For the first properly recorded episode of Dine Podcast, I sat down with Tianlu Xue, co-founder and CEO of Second Enlightenment. Fifteen years ago Tianlu was the first intern I ever hired, at Zhihu. He later spent four years running product at early Xiaohongshu, then five at ByteDance. He left ByteDance last year to start his own company. His newest product, Clawly, is a cloud-based OpenClaw client built for users who have never set up a local environment. For most of our hour together, though, we were not actually talking about the product. We were talking about a question Tianlu has been turning over for months: how far ahead the frontier of AI has moved, and how little of that the ordinary user has noticed.


At Every Beginning

Tianlu’s career has placed him near the uncertain early days of three of the most significant Chinese content platforms of the last fifteen years. He was a Zhihu user before he was a Zhihu employee, back when invite codes were still being handed out one by one through a Google Form. He joined Xiaohongshu at the end of 2016, at a stage when no one on the team could have told you with any confidence what the product would eventually become. He went to ByteDance in 2020, mostly out of curiosity, wanting to see up close how Douyin had grown into the first Chinese consumer product to work globally. What he takes from that sequence, he said, is that the shape of a product at the moment it actually begins to matter almost never resembles what its builders described at the start. The people standing closest to the fire are usually the ones least able to see where it will burn.

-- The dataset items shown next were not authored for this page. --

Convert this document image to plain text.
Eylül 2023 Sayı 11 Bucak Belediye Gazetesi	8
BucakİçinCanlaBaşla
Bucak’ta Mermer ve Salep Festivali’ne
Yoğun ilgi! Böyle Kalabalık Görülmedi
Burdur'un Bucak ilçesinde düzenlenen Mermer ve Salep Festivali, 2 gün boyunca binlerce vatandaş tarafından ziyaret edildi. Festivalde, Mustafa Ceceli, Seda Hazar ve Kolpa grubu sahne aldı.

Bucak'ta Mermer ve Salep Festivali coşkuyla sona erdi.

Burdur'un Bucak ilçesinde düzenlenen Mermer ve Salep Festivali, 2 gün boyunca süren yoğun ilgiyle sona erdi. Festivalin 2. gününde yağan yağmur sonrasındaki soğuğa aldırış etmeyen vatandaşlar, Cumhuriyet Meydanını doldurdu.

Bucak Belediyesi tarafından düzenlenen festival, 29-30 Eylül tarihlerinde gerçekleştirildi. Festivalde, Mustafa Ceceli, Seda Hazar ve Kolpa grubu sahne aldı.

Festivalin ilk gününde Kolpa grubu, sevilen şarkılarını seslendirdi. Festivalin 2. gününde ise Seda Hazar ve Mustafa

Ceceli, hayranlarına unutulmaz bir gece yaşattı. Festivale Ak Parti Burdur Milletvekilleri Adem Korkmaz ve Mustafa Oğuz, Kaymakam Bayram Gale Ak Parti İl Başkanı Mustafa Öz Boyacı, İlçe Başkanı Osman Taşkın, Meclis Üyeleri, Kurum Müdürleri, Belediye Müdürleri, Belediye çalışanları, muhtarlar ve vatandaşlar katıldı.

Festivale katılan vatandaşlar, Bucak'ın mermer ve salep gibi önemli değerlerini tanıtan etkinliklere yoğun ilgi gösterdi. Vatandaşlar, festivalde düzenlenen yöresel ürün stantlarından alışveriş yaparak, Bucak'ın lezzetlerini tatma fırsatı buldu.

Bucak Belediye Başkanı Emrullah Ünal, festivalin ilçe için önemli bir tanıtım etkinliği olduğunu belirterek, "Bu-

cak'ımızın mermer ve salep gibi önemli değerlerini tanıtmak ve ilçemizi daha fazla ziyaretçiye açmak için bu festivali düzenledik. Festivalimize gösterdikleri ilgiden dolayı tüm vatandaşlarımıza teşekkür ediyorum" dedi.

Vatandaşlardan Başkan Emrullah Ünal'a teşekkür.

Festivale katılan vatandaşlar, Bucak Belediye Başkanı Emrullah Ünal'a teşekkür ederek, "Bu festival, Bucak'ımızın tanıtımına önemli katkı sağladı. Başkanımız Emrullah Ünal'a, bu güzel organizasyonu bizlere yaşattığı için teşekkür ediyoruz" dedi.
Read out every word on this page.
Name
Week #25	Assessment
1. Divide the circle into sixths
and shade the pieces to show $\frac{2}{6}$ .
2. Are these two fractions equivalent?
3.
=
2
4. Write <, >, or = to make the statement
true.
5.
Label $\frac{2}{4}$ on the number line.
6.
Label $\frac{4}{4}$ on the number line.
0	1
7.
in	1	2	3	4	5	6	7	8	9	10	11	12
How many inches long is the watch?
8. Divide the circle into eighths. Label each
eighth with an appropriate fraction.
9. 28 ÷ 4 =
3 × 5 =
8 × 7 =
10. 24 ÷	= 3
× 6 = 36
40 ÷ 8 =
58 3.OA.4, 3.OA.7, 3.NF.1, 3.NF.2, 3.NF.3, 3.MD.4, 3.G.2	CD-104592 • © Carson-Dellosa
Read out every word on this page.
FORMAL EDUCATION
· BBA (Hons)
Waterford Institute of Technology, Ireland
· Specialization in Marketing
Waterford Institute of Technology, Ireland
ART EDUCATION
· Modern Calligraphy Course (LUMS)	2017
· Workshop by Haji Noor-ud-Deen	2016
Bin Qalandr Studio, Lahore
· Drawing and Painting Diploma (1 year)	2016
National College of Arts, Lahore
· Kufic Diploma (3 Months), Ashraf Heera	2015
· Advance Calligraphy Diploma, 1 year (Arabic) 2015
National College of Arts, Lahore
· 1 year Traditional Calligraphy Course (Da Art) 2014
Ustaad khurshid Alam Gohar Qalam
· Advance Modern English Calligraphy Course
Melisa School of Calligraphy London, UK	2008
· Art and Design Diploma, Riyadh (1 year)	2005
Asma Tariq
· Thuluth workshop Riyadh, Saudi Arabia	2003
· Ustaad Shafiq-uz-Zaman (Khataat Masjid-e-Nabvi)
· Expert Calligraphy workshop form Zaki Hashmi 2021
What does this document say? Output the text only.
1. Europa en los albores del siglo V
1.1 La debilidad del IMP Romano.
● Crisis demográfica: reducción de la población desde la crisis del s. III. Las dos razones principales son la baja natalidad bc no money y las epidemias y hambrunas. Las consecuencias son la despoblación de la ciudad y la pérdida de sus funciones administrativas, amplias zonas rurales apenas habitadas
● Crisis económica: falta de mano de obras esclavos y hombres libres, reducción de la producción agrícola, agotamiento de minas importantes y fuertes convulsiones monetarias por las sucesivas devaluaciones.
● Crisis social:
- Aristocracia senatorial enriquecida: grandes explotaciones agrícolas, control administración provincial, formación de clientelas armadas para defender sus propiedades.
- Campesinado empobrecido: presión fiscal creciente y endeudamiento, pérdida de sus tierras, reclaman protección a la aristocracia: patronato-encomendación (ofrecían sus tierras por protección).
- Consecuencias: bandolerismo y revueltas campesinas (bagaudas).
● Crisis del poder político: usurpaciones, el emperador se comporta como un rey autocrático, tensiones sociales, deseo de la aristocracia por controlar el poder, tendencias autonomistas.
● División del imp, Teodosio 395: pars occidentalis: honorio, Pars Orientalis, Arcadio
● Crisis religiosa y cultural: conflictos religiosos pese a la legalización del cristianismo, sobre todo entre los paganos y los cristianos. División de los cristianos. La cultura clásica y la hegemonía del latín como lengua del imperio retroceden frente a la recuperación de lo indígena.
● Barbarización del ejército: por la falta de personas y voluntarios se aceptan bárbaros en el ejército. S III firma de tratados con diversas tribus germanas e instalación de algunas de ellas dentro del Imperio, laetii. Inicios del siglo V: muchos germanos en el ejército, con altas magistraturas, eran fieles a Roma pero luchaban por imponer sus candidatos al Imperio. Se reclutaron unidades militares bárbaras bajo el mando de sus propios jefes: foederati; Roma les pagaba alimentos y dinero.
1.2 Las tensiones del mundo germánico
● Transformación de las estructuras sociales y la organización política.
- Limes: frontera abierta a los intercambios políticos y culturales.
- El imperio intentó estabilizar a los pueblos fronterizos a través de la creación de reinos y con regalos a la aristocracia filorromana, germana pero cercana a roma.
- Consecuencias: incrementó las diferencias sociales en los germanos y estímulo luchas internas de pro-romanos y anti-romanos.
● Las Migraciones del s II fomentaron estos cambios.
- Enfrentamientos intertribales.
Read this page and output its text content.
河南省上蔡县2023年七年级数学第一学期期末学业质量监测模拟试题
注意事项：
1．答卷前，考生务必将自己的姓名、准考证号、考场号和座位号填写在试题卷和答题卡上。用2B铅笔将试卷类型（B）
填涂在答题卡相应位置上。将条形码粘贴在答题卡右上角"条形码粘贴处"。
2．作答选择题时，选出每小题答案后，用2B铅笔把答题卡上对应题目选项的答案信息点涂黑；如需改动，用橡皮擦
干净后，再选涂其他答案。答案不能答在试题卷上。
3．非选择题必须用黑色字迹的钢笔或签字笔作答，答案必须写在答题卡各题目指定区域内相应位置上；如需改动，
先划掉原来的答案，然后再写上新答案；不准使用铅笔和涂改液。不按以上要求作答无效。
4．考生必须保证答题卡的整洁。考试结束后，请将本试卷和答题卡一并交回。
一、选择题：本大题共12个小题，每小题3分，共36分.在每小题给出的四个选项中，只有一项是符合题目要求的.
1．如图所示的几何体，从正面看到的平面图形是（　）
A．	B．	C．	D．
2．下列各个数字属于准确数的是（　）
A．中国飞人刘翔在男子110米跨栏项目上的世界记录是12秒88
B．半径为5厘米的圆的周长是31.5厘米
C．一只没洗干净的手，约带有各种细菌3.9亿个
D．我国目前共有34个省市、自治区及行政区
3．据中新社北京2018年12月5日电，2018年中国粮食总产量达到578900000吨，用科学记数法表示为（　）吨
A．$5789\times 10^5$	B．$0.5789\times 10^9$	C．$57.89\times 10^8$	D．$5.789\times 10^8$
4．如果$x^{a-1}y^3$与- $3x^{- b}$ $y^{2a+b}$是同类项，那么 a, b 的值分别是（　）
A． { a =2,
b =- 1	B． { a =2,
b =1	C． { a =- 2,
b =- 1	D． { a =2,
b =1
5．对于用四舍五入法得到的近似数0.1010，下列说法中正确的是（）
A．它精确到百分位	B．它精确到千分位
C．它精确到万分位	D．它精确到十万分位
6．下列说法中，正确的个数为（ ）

He sees the same early uncertainty in AI agents today. The capability is already real. Public understanding of it lags far behind, and the people actually doing the work still do not know what shape it will eventually settle into.

Leaving, and Starting Over

What finally pushed Tianlu out of ByteDance in mid-2025 was the shape of the role one rung above his. Management at that scale, he found, was mostly organizational work. The product judgment and product making that had originally drawn him to the industry was being quietly crowded out by the kind of career he did not want to sign himself up for over the next decade. He gave himself an entire summer. He spent a few weeks in Italy looking at Roman ruins, did a short EIR stint at Sequoia, and came home to sit with the question of what he actually wanted to build. Somewhere in the middle of that stretch he wrote a small iOS app for himself, alone at a desk, from beginning to end, something he had not been able to do in years. The app itself did not matter commercially. What mattered was the reminder that the tools had changed enough that one curious person could now build a real, working product on their own. By the fall, he had put together his team.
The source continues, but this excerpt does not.